A Rural Willys é um utilitário que foi produzido pela Willys Overland nas décadas de 1950, 1960 e 1970 no Brasil. Na década de 1970, passou a ser produzida pela Ford do Brasil, que comprou a fábrica da Willys em 1967, mantendo inalterados o nome Rural e praticamente todas as características do veículo.
Foi lançado nos Estados Unidos em 1946 com o nome de Jeep Station Wagon, tendo sido o primeiro veículo do tipo com a carroceria toda em metal, em contrapartida às carrocerias de madeira, então comuns.
Com pequenas diferenças, foi produzido também em outros países como o Japão, onde foi fabricado pela Mitsubishi, com o nome J37 e a Argentina, onde foi fabricado pela Kaiser e é conhecido como Estanciera.
O modelo brasileiro foi redesenhado em 1960 utilizando como inspiração a arquitetura moderna de Brasília, em construção na época.
Este desenho acompanhou a Rural até o encerramento de sua produção em 1977.
Origem do projeto e produção
Ao término da Segunda Guerra Mundial, a Willys-Overland Company, empresa americana fundada em 1907 (saiba mais), buscava novas aplicações para seu famoso utilitário Jeep.

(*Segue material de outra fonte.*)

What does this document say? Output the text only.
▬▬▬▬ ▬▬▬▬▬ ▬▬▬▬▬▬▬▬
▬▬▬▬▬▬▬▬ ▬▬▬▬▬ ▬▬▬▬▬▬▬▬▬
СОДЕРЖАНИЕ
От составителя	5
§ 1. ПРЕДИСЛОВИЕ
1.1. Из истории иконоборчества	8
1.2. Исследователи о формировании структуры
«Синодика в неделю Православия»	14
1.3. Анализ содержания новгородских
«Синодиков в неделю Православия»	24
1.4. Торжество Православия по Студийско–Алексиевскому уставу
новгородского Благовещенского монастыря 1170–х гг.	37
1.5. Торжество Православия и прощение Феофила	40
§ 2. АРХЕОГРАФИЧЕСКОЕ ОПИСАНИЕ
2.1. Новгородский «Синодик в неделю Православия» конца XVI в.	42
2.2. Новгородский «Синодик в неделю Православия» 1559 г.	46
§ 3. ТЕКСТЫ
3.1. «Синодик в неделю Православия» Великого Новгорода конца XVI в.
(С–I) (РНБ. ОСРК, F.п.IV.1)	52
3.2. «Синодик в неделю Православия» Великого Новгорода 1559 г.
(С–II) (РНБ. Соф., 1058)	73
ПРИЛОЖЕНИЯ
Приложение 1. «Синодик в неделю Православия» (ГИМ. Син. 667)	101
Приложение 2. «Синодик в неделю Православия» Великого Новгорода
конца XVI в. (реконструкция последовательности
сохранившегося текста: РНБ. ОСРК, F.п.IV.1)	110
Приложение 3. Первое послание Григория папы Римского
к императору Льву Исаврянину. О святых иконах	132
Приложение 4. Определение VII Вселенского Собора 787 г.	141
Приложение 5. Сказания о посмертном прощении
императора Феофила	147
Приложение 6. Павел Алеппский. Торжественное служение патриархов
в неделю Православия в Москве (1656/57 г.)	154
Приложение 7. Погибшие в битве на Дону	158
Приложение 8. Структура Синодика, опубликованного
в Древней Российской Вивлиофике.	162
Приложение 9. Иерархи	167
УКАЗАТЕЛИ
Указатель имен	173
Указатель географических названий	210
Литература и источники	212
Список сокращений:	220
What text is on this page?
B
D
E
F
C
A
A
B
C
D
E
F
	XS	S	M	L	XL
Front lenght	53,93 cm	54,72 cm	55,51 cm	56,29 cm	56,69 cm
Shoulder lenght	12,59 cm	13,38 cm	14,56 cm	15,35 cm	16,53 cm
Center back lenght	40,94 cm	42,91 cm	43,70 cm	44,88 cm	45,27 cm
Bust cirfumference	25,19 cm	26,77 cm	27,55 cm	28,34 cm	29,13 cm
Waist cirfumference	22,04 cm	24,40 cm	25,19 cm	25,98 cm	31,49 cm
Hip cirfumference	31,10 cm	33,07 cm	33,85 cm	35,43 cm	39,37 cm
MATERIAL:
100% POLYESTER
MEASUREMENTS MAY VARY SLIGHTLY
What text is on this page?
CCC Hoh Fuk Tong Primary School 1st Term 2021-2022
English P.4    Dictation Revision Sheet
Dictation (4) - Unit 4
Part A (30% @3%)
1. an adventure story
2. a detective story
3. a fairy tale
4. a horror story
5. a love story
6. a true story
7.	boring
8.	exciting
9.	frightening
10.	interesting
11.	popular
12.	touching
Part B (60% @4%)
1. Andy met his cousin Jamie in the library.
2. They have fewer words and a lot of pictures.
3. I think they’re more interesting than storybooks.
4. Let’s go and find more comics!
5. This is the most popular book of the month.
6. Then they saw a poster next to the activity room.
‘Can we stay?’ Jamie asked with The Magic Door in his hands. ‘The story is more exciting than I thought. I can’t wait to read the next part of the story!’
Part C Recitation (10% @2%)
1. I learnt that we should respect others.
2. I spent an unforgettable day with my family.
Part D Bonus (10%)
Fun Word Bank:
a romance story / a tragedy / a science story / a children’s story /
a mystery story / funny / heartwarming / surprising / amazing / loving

A idéia era criar uma carroceria mais convencional, a ser montada sobre a mecânica do fora-de-estrada, dando origem ao que os anúncios apresentavam como o Victory Car, o Carro da Vitória.
Os antigos desenhos evidenciam o parentesco entre o Jeep e a Station Wagon americana
Dificuldades diversas, porém -- a maior delas, acredita-se, era a grande demanda que os fabricantes de carrocerias mal podiam atender, levaram o projetista do Carro da Vitória, Brook Stevens, a desistir do projeto e procurar uma alternativa.
Stevens definiu-se por uma inovação: uma perua, com o máximo de componentes comuns ao Jeep e carroceria integralmente fabricada em aço. Isso ainda não existia nos Estados Unidos, onde as peruas eram elaboradas com estruturas de madeira adicionadas a sedãs.
Lançada em 1946, a Jeep Station Wagon era montada sobre um chassi de 104 pol (2,64 metros) de distância entre eixos e baseava-se em linhas retas, para simplificar o estampagem da carroceria. Os pára-lamas retilíneos eram os mesmos do Jeep militar e, para criar a impressão das conhecidas carrocerias de madeira, a única cor disponível era vinho com as laterais em creme e painéis em marrom-claro.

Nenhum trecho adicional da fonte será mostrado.